En ce qui concerne les transferts d’équipements militaires, de sécurité et de police, Amnesty International exhorte la communauté internationale, y compris les fournisseurs d’équipements utilisés en Ukraine pour la répression interne, à :
– suspendre les transferts à l’Ukraine de munitions, d’armes ou d’équipements connexes, y compris d’armes et de dispositifs, de programmes de formation et de techniques de contrôle des foules risquant fortement d’être utilisés à mauvais escient par les forces de sécurité en Ukraine, tant que les autorités ukrainiennes n’auront pas pris des mesures substantielles pour demander des comptes aux responsables des violations antérieures et que n’auront pas été mis en place des mécanismes efficaces garantissant que ces éléments ne seront pas utilisés pour commettre ou faciliter de graves violations du droit international relatif aux droits humains.

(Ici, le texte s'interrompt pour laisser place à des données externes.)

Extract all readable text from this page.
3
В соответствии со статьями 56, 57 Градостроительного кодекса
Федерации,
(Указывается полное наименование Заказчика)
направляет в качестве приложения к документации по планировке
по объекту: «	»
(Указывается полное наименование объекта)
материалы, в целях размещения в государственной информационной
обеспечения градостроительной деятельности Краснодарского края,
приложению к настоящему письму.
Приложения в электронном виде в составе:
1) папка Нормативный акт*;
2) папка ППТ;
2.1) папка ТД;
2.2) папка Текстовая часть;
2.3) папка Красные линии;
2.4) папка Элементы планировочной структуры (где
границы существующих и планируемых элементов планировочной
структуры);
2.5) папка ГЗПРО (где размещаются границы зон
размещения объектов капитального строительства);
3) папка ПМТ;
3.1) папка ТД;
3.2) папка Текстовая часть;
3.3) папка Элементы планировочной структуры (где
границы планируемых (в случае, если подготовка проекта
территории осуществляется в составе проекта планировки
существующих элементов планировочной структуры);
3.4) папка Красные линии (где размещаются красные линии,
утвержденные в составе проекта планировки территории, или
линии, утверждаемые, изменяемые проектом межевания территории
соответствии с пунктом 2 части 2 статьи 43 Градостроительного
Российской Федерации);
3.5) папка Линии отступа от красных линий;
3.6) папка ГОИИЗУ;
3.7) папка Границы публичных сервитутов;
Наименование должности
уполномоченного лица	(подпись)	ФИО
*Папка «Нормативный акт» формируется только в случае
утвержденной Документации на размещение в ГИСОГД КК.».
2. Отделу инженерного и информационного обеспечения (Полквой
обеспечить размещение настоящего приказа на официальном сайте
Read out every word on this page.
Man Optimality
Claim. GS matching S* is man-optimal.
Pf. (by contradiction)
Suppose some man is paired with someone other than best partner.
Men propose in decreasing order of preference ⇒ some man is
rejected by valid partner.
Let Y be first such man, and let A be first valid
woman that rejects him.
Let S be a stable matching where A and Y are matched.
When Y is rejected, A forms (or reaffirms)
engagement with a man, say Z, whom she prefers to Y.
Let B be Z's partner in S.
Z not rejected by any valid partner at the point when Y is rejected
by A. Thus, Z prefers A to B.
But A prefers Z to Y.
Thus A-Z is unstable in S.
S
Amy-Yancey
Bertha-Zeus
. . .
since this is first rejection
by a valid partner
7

La suspension devrait s’appliquer à toutes les exportations indirectes faites par l’intermédiaire d’autres pays, au transfert de pièces et de technologies utilisées pour ces équipements et aux activités financières, logistiques et de courtage qui faciliteraient de tels transferts ;
– les États devraient veiller à ce que leur coopération avec l’Ukraine dans les domaines de l’application des lois, de la sécurité et de la justice ne contribue pas à la perpétration de violations des droits humains.